Last week, a little over 3 years later, our second daughter was born. This time, I thought, I was a seasoned pro. I’d moved Kid #1’s car seats around in multiple vehicles, read the manual, read up on the safest place to put the car seat in the car (the middle, I’d read), and I’d had years of experience. So, when we got to the hospital I brought Kid #2’s car seat instruction manual in, read through it, and while my wife and new daughter were sleeping I went down to install a second car seat in our car. Then I scheduled an appointment to have an expert technician check it out because 1) it was super easy – we were already at the hospital, these appointments were on site and free, 2) this was our kids’ safety we were talking about.
But I was feeling damn confident when the installer met me at our room. As she followed me down to our car I imagined her commenting what a damn fine job I’d done, and how many people confidently install car seats incorrectly but I certainly wasn’t one of those people.
When we got there and she checked the two seats, and then told me the following:
- Anchor installations should not be used in the middle seat. Since we’d read the middle was the safest place for a car seat and figured anchors were more foolproof than belt installation, Kid #1’s car seat was installed with the anchor/latch method in the middle seat. Turns out most cars don’t have anchors for the middle seat, so you end up (unknowingly in my case) attaching the car seat to the right passenger’s seat’s left anchor and the left passenger’s seat’s right anchor. My belief that the middle seat was safest had caused an improper installation. As the technician said, the safest installation of a car seat is a proper installation.
- Anchor installation should not be used after the combined weight of the car seat and the child exceeds 65 pounds. We were damn close if not over this already with Kid #1 and Car Seat #1, so I shouldn’t have been using anchors at this point anyway.
- Proving how strong you are by ratcheting down latch systems or belt installations so tight the car seat base can’t move at all is bad. Installing the base for our infant seat, I’d figured the tighter the better and cranked that sucker down while kneeling on it. Nope, said the tech – doing this 1) put unnecessary stress on the plastic base and 2) pulled the back part of the base so far down into the seat it prevented me from being able to properly level the base.

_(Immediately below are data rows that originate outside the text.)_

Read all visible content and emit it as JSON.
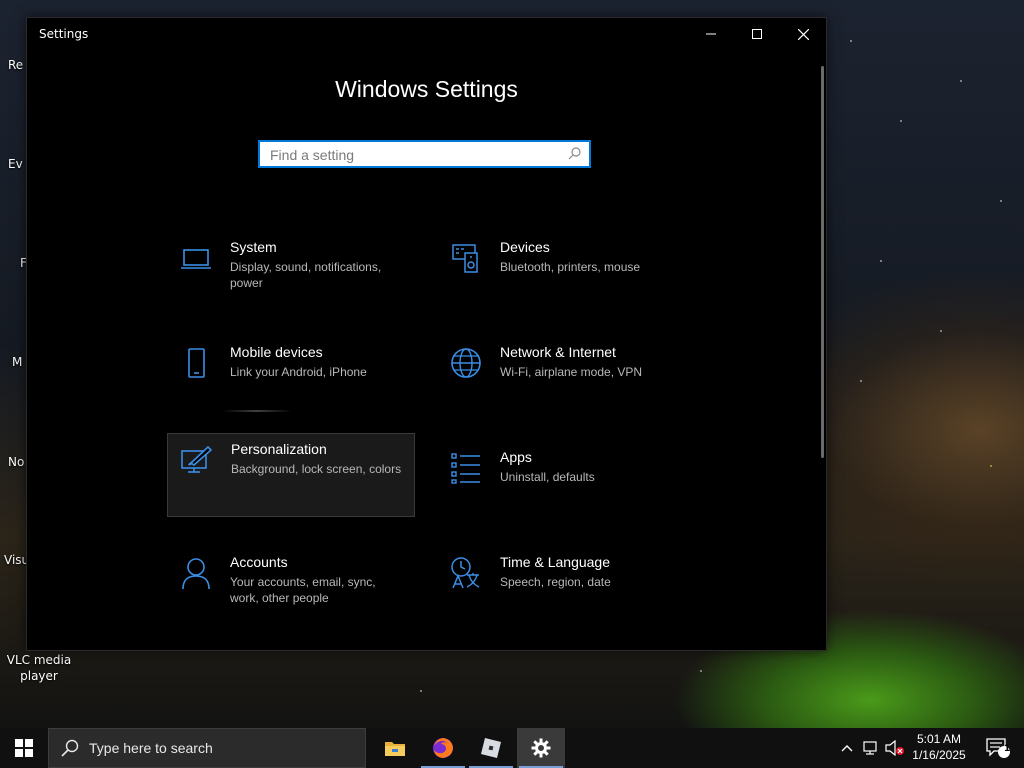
{
  "window": {
    "title": "Settings",
    "heading": "Windows Settings",
    "search_placeholder": "Find a setting"
  },
  "tiles": [
    {
      "name": "System",
      "description": "Display, sound, notifications, power",
      "icon": "laptop-icon"
    },
    {
      "name": "Devices",
      "description": "Bluetooth, printers, mouse",
      "icon": "devices-icon"
    },
    {
      "name": "Mobile devices",
      "description": "Link your Android, iPhone",
      "icon": "phone-icon"
    },
    {
      "name": "Network & Internet",
      "description": "Wi-Fi, airplane mode, VPN",
      "icon": "globe-icon"
    },
    {
      "name": "Personalization",
      "description": "Background, lock screen, colors",
      "icon": "paint-icon"
    },
    {
      "name": "Apps",
      "description": "Uninstall, defaults",
      "icon": "apps-list-icon"
    },
    {
      "name": "Accounts",
      "description": "Your accounts, email, sync, work, other people",
      "icon": "person-icon"
    },
    {
      "name": "Time & Language",
      "description": "Speech, region, date",
      "icon": "time-language-icon"
    }
  ],
  "desktop": {
    "icons_partial": [
      "Re",
      "Ev",
      "F",
      "M",
      "No",
      "Visu"
    ],
    "vlc_label": "VLC media player"
  },
  "taskbar": {
    "search_placeholder": "Type here to search",
    "time": "5:01 AM",
    "date": "1/16/2025",
    "notification_count": "1"
  },
  "colors": {
    "accent": "#0078d7",
    "icon_blue": "#3a8ee6"
  }
}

- When installing 2 car seats next to each other, you must ensure there’s adequate room for both seats. We figured our older child was less protected based on seat design and should remain in the middle and our newborn should go behind the driver. But, when the tech had me put the infant seat into its base the two car seats hit each other. I pushed the infant seat down and heard the click you’re supposed to hear, but when the tech and I checked it we saw the seat had only clicked into the base on one side – being butted against the other car seat prevented the natural, easy connection of seat to base.
Well, shit. So much for my hero-car-seat-installer-dad status. Once again I left the appointment feeling a mix of gratitude and embarrassment, but this time there was genuine surprise – I thought for sure I’d gotten it right. There’s an obvious lesson here I’d urge everyone to take to heart: car seats are complex systems. Accidents are rare but there is no excuse for not doing everything you can to prepare in case the worst happens. And that everything includes getting your seat installation checked by a pro. Studies by the NHTSA have suggested that upwards of 50% of all car seats may be installed incorrectly. Please make damn sure yours isn’t one of them – schedule a check at the hospital when your baby is born, call your local fire department, or call a nearby hospital for a list of local resources.